In 2009, the International Animal Rescue discovered that First Resources, a Hong Kong-based palm oil company and member of the RSPO, was illegally clearing land in West Kalimantan. It was also responsible for a number of orangutan deaths and for capturing infant orangutans. After these orangutans were rescued, an official complaint was filed with the RSPO. While none of the company's plantations are certified as being sustainable, its membership in the RSPO states it must adhere to the Principles and Criteria of the organization. The RSPO agreed to look into the matter. However, First Resources is still an RSPO member, the complaint isn't mentioned on the company's page on the RSPO website, and the company is free to advertise its membership in the RSPO on its website. While the difference between being an RSPO member and having your production RSPO-certified are two very different things, the difference isn't always clear to consumers. For many, the RSPO is simply a smokescreen behind which palm oil producers sit (RAN, 2011).

In response, the RSPO points out that it's a voluntary organization with limited capacity to sanction companies that break its rules. It also has to balance the competing interests of the palm oil producers and distributors that are among its members.

For example, several NGOs reported IOI Group, Malaysia’s leading producers of palm oil, to the RSPO in 2011 after evidence showed that the company was responsible for illegally clearing large tracts of forest in Kalimantan. The RSPO responded by announcing that the company had breached its code of conduct, and set a deadline by which it had to provide a response to the accusations. Although critics were disappointed that the RSPO had not done more, the fact that it had publicly criticized an RSPO member was rare. The rebuke came a year after the RSPO had publicly rebuked PT Smart Tbk and its parent company Golden-Agri Resources for breaching RSPO rules, the first time it had done so (Reuters, 2010).
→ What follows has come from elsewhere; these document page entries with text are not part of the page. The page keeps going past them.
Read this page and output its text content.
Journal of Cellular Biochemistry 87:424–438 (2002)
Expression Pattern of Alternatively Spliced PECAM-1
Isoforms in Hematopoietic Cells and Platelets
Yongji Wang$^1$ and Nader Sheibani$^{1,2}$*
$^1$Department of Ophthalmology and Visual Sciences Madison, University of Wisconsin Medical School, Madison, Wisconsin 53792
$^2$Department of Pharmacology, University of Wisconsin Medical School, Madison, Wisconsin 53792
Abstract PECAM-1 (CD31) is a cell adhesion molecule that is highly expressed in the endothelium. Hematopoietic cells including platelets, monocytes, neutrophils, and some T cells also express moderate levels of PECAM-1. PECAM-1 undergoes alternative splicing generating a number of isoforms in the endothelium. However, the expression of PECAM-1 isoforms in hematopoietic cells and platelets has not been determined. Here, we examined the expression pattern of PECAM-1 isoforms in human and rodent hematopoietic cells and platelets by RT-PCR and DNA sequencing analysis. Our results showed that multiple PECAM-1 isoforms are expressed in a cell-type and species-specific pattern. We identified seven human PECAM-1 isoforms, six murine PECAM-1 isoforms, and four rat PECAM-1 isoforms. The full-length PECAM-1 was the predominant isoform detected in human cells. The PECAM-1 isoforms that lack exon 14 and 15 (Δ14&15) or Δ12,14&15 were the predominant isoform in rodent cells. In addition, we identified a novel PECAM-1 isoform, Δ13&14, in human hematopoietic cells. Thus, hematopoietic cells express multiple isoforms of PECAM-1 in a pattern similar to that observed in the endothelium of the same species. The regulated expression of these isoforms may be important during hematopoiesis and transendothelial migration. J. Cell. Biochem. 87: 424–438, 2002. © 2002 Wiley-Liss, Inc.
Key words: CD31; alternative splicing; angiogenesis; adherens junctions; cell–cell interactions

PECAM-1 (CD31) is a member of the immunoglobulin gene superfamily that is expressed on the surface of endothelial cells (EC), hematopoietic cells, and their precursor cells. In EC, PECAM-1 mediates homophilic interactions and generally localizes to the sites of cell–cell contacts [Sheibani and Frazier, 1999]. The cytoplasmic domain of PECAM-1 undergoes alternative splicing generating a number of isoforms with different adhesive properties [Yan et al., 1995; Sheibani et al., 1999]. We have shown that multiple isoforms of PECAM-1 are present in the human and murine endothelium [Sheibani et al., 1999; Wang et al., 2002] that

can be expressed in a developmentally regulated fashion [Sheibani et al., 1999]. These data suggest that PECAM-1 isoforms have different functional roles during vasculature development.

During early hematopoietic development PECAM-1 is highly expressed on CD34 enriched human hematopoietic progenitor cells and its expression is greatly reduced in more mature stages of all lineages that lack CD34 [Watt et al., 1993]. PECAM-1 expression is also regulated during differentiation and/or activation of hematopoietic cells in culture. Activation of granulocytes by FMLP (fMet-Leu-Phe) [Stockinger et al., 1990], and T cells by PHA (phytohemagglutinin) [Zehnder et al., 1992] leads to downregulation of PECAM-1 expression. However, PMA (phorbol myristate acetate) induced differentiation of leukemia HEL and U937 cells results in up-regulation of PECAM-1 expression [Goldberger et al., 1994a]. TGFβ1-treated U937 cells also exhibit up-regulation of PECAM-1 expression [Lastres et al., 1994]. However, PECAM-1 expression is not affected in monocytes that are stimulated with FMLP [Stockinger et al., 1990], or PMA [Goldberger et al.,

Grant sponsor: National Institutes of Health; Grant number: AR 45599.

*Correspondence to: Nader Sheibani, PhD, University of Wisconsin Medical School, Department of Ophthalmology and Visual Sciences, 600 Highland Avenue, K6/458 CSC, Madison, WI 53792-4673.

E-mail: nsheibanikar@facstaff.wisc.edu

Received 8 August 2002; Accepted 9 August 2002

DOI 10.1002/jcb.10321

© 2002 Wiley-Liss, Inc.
While conservationists welcomed these actions, they angered the Malaysian government and palm oil body. In 2011 they announced plans to form their own sustainable palm oil regulatory body, implying that the RSPO was becoming too strict (Mongabay, 2011). Some interpret this action as a sign that Malaysian and Indonesian palm oil producers are increasingly aware of the concerns about palm oil. However, others fear that if companies pull away from the RSPO, the industry's only recognized regulatory body will become largely irrelevant.

Although it needs improvement, the RSPO is currently the only organization able to regulate an industry that poses the greatest threat to orangutan populations in the wild. As the use of palm oil increases and a greater threat is placed on desirable lowland tropical forests, it's more imperative than ever for NGOs and the public to encourage business leaders to act responsibly. It's also important to pressure suppliers to ensure the palm oil they use in their products isn't responsible for destroying rainforests and endangered species.


References

Brown, E. & Jacobson, M. (2005). Cruel Oil: How palm oil harms health, rainforest & wildlife. Center for Science in the Public Interest.

FOE. (2006). The use of palm oil for biofuel and as biomass for energy. Friends of the Earth.

Greenpeace. (2009). Illegal forest clearance and RSPO greenwash: Case studies of Sinar Mas. Greenpeace.

Mongabay (2011).Malaysian government to launch RSPO rival for palm oil certification. Mongabay. 

Nantha, H.S. & Tisdell, C. (2009). The orangutan-oil palm conflict: economic constraints & opportunities for conservation. Biodiversity & Conservation, Vol. 18, Issue 2, pp. 487-502.

Oil World Trade Journal. (2008). World oil factsheet.

RAN. (2011). The Great RSPO Membership Myth: Why Buying from RSPO Members Is Meaningless. Rainforest Action Network.

Reuters. (2010). Sustainable palm oil body censures Indonesia's PT SMART. Reuters.

The Guardian. (2009). 'Green palm oil' claims land Cadbury's in sticky chocolate mess. The Guardian, UK.